Michel Franco, polyvalent (montage + scénario), autodidacte, formé à la communication et à la publicité, joue les Bresson (admiré) en équipe réduite, en moyens mesurés, en indépendance totale et succès inattendu (mérité). On assiste au drame, au mélodrame (un genre qu’il récuse, à tort, même si son opus n’en utilise pas le vocabulaire volontiers lacrymal et lyrique), à distance, à la bonne distance, ni trop près (presbytie congénitale du X), ni trop loin (abstraction fascisante de la vidéo-surveillance, logiquement usitée dans le cynisme de l’horreur déguisée, décérébrée, commercialisée, en found footage et autre torture porn). Contrairement à Michael Haneke, il ne donne pas de leçons, surtout pas de morale (du regard, de la représentation) et ses Funny Games à lui, s’ils ne font pas sourire (encore moins bander, à moins d’être vraiment malade, ou, dans une perspective différente, discutable, ennuyeuse, de vouloir capturer des instantanés de la sexualité juvénile, à l’instar d’un Larry Clark), ne refusent pas l’émotion, la réalisation, dans sa supposée « froideur » (brechtienne ou non), parvenant à créer un écrin (beauté crue des images, dues à Chuy Chávez, cadre ensoleillé profondément mauvais) pour sa fable sur le silence partagé, arrangé, sur l’acceptation des affronts jusqu’au bout, jusqu’à un faux suicide et à un véritable assassinat. Le cinéma, croyez-moi, n’existe pas pour divertir (même au sens pascalien), pour détendre, pour consoler, alors que chaque mercredi et le reste de la semaine sur toutes les plates-formes spécialisées, s’amasse un tas faramineux d’ordures audiovisuelles pas même recyclables, intégralement méprisantes (pour ceux qui les façonnent, pour ceux qui les consomment, pour ceux qui les commentent), définitivement méprisables (et haïssables, presque autant que les actes présentement dépeints à dessein, avec une impunité masquée en bienveillance, en normalité, en humanité, proprement à vomir et davantage dangereuse que tous les excès de sperme, de gore et de mauvais esprit possibles).



Le cinéma sert à fixer l’abîme (métaphore nietzschéenne), à en faire quelque chose, à nous tendre un miroir (fantomatique, sexuel, vestimentaire, trois acceptions-occurrences ici) afin de nous éclairer sur nos propres ténèbres (le titre joue du symbolisme lumineux, le film donne à voir, au propre et au figuré, une nuit transfigurée, désespérée).

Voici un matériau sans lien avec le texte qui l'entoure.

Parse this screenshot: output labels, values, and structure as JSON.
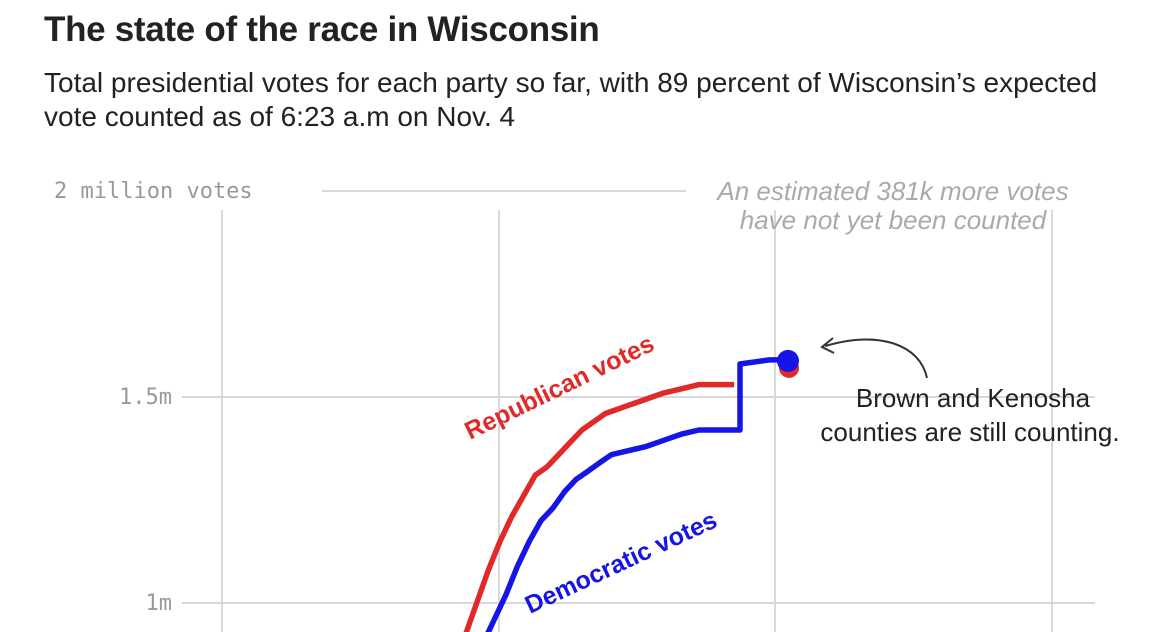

Franco, à des années-lumière de Jess ou Marc Caro (il remercie cependant Claudie Ossard au générique de fin), ne flanche pas, il fait suffisamment confiance à l’intelligence du spectateur, à sa conscience adulte, à son désir d’autre chose que des crétins américains en collants, des comédies romantiques émétiques, des pensums auteuristes, des drames de chambre(s) bourgeois (« Je t’aime, je ne t’aime pas, mais pourquoi, ah, ne m’encule pas »), des documentaires engagés (par les lobbies rouges, bruns, verts, arc-en-ciel d’Oz en ménopause de la pensée, de l’expression). Pareillement, il se garde bien de réaliser un avertissement moraliste, un traité pédagogique (sur les dangers du shit, de l’alcool, des cellulaires, des réseaux sociaux, de la rumeur, de « l’incommunicabilité ») ou un portrait à charge des adolescents (ne pas confondre quelques spécimens de la jeunesse mexicaine friquée, blanche de peau, noire de cœur, avec l’ensemble de celle du pays) et de leurs parents (absents, défaillants, impuissants et cependant victimes à leur tour, y compris d’eux-mêmes). Después de Lucía, film sur le harcèlement, relecture hardcore et nationale (la violence du Mexique, « tarte à la crème » sociologique) de Carrie au bal du diable ?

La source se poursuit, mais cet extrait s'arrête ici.